De Courson-les-Carrières (Yonne)
Jean-Claude Denos, maire depuis trente ans de la petite commune de Courson-les-Carrières, dans l’Yonne, a été réélu avec 84 % des voix au premier tour, ce dimanche. L’abstention, nettement en hausse au niveau national (entre 53,5 et 56 %, selon les estimations), est restée contenue ici, avec 48 % de votants. Mais c’est tout de même dix-huit points de moins qu’en 2014, la faute à un scrutin sans beaucoup de suspens autour d’une seule liste (lire l’épisode 21, « À Courson, un dernier mandat pour la route ») mais, surtout, la faute à la pandémie de Covid-19 qui est passée au stade 3 ce week-end en France, celui de la grosse flippe sérieuse et peut-être du confinement total dans les tout prochains jours. « Je suis même surpris qu’il y ait eu autant de votants, disait Jean-Claude Denos à l’issue du dépouillement, qui a été effectué sans gants ni mesure particulière. Beaucoup de vieux, ceux de ma génération des 70 ans et plus, ne sont pas venus et je le comprends. »
Y’a une fermeture gouvernementale mais pas de répression, alors qu’ils viennent, on verra bien. Ils vont pas me faire chier.

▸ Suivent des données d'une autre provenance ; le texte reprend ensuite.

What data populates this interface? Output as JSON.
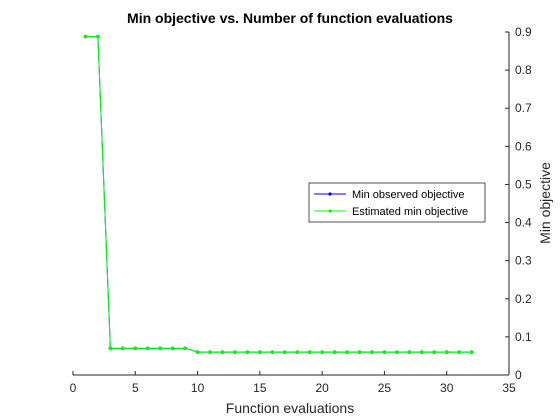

À Courson, bourg dynamique situé à mi-chemin entre Auxerre et Clamecy, aux portes de la France qui se vide, les habitants avaient du mal, ce dimanche, à réaliser vraiment ce qui est en train de se jouer. « C’est un scrutin normal », me disait ainsi David Cherbuin, l’une des nouvelles têtes du conseil municipal, qui vit à Courson depuis une dizaine d’années. Les électeurs et électrices se sont déplacés tôt le matin, puis les allées et venues se sont accélérées à partir de 16 heures, jusqu’à la fermeture à 18 heures de l’unique bureau de vote installé dans la belle mairie. Des familles, des couples et des personnes âgées, voire très âgées, du genre qui tremblent sérieusement en descendant les marches du perron de la mairie avant de repartir péniblement dans une voiture hors d’âge. Ou cette dame, soutenue par sa fille, péniblement arcboutée sur ses deux cannes, qui déclare qu’il n’y a « pas de souci », que c’est « important » de venir voter. Qu’elle n’a « pas hésité ». Que le bureau a fait tout ce qu’il faut en mettant à disposition du gel hydroalcoolique.

Justement, cette normalité n’avait rien de normale dans la nouvelle réalité imposée depuis jeudi par les mesures contre la propagation du coronavirus. À Courson, tout le monde se fait encore la bise. On attrape les enfants pour leur faire des gros « smacks » sonores et « Gégé », qui regarde le coude qu’une connaissance lui tend en rigolant, répond très sérieusement « Fous-toi pas de ma gueule », avant de tendre une main ferme.